A study by software firm Hiya estimated there were more than 1.5 billion nuisance calls last year as rogue operators used cheap automated technology to push out more spam – equivalent to around 9,000 calls a minute.
Adults in Britain receive an average of seven unwanted calls or messages per month.
More than half of the calls are likely to involve some form of fraud, Hiya said.
The ICO received 130,000 complaints last year about unwanted calls and messages – but only £2.8 million in fines was issued.
Last month the watchdog fined five firms a total of more than £400,000 for preying on vulnerable elderly people. The companies involved were trying to sell insurance and maintenance contracts for white goods and televisions.
The firms, which were suspected of working together, made a total of more than 750,000 unwanted calls to people who had registered with the Telephone Preference Service to say they did not want to receive cold calls.
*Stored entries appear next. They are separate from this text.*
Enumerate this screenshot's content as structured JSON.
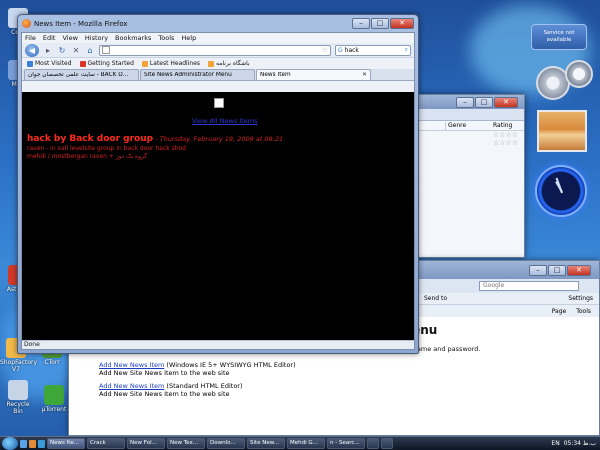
{
  "desktop": {
    "icons": [
      {
        "label": "Com",
        "color": "#c8d8ef"
      },
      {
        "label": "Men",
        "color": "#7aa0d8"
      },
      {
        "label": "Asta Pa",
        "color": "#d23a2a"
      },
      {
        "label": "ShopFactory V7",
        "color": "#f2b84a"
      },
      {
        "label": "CTorr",
        "color": "#4b9b3a"
      },
      {
        "label": "Recycle Bin",
        "color": "#c6d4e8"
      },
      {
        "label": "µTorrent",
        "color": "#3fa63a"
      }
    ],
    "gadget_text": "Service not available"
  },
  "firefox": {
    "title": "News Item - Mozilla Firefox",
    "menu": [
      "File",
      "Edit",
      "View",
      "History",
      "Bookmarks",
      "Tools",
      "Help"
    ],
    "url": "",
    "search_value": "hack",
    "bookmarks": [
      {
        "label": "Most Visited",
        "color": "#3a7fd8"
      },
      {
        "label": "Getting Started",
        "color": "#d8342a"
      },
      {
        "label": "Latest Headlines",
        "color": "#f2a33a"
      },
      {
        "label": "باشگاه برنامه",
        "color": "#f2a33a"
      }
    ],
    "tabs": [
      {
        "label": "سایت علمی تخصصان جوان - BACK D...",
        "active": false
      },
      {
        "label": "Site News Administrator Menu",
        "active": false
      },
      {
        "label": "News Item",
        "active": true
      }
    ],
    "page": {
      "link": "View All News Items",
      "headline": "hack by Back door group",
      "date": "- Thursday, February 19, 2009 at 08:21",
      "line1": "raven - in xall levelsite group in back door hack shod",
      "line2": "mehdi / mostbergan raven + گروه بک دور"
    },
    "status": "Done"
  },
  "ie_window": {
    "search_placeholder": "Google",
    "toolbar": [
      "Send to",
      "Settings",
      "Page",
      "Tools"
    ],
    "page_title": "Site News Administrator Menu",
    "notice": "It is highly recommend for security reasons that you change the username and password.",
    "entries": [
      {
        "link": "Add New News Item",
        "suffix": "(Windows IE 5+ WYSIWYG HTML Editor)",
        "desc": "Add New Site News Item to the web site"
      },
      {
        "link": "Add New News Item",
        "suffix": "(Standard HTML Editor)",
        "desc": "Add New Site News Item to the web site"
      }
    ]
  },
  "media_window": {
    "columns": [
      "Genre",
      "Rating"
    ]
  },
  "taskbar": {
    "items": [
      "News Ite...",
      "Crack",
      "New Fol...",
      "New Tex...",
      "Downlo...",
      "Site New...",
      "Mehdi G...",
      "n - Searc...",
      "",
      ""
    ],
    "lang": "EN",
    "clock": "05:34 ب.ظ"
  }
}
Information commissioner John Edwards said: ‘These are unlawful predatory marketing calls that were targeted at some of the most vulnerable members of our society and driven purely by financial gain. It is clear from the complaints we received that people felt frightened and distressed by the aggressive tactics of these companies, sometimes giving their financial details just so they could hang up the phone.
Culture Secretary Nadine Dorries described the measures as a ‘much-needed clampdown to protect consumers, the elderly and the vulnerable from cold calling’
‘This is unacceptable and clearly exploitative. It is only right we take tough and prompt action to punish those companies responsible using our full powers.’
Ministers hope the 35-fold increase in maximum penalties will deter scammers who feel they are immune from serious action.
The decision to extend the powers of the ICO to cover unanswered calls reflects concerns that vulnerable people can be terrorised in their own homes.
A Government source said: ‘We want to end the situation where some people are afraid to answer the phone because they are afraid it will be another scam.’
The new law will involve changes to the Privacy and Electronic Communications Regulations, meaning they will cover text messages and emails, as well as calls to mobiles and landlines.